Apr 9th 2016

Gallery 400 is pleased to present Please Don’t Bury Me Alive!, a performative lecture by Josh Rios and Anthony Romero. The first performer reenacts Robert Smithson’s Hotel Palenque artist talk, initially delivered to graduate students at the University of Utah in 1970. Smithson’s ruminations about art, architecture, and Mexico are paired with historical photographs of San Diego’s Chicano Park. The discord and resonance between the two mirror the fractured associations between modernity and coloniality. The second performer enacts an abridged and rewritten version of Samuel Beckett’s Waiting for Godot. In an attempt to complicate the social implications of waiting, the re-written play is set in an unnamed detention center along the US-Mexico border. Throughout the monologue the main character contemplates the nature of confinement, the imminence of torture, and the effects of delay on the racialized subject.

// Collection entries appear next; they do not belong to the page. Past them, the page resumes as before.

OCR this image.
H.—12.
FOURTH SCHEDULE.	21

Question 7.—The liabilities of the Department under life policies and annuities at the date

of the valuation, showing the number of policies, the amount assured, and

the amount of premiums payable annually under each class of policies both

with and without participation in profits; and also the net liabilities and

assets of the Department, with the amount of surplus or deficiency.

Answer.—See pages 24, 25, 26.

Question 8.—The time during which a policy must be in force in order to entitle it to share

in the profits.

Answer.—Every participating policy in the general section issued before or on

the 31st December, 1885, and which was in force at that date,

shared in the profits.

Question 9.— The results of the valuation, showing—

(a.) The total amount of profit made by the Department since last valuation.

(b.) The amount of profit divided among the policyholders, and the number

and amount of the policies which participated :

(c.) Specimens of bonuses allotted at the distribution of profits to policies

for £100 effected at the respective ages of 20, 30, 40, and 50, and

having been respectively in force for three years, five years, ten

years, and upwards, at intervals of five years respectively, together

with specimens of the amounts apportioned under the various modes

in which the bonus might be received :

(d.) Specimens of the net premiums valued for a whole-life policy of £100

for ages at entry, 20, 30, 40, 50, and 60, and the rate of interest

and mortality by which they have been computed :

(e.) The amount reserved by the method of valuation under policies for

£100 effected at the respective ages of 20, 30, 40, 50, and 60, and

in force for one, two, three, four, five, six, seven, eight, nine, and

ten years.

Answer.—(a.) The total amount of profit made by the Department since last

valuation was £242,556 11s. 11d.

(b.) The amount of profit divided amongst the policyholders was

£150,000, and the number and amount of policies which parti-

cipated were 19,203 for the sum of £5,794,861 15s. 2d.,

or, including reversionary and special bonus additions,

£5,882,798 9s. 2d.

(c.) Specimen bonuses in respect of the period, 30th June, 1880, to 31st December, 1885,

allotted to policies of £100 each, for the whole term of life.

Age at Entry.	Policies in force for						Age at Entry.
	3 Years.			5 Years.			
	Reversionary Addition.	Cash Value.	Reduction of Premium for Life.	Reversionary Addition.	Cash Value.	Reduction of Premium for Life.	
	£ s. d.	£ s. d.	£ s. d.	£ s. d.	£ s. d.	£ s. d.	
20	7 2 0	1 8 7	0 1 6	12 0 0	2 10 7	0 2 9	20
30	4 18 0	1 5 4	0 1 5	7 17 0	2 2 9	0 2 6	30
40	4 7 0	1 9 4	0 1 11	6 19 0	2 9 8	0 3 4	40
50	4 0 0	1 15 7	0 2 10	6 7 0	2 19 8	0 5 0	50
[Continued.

Anthony Romero and Josh Rios are educators, artists, and cultural critics. Their performances, 2 and 3 dimensional works, curatorial projects, installations, writings, and screenings deal with the key experiences of being US citizens of Mexican origin. Broadly speaking, their practice centers on contemporary Chicana/o aesthetics and elided histories, and the larger themes of US-Mexico relations.

This event, part of the Latino Art Now conference, is free and open to the public.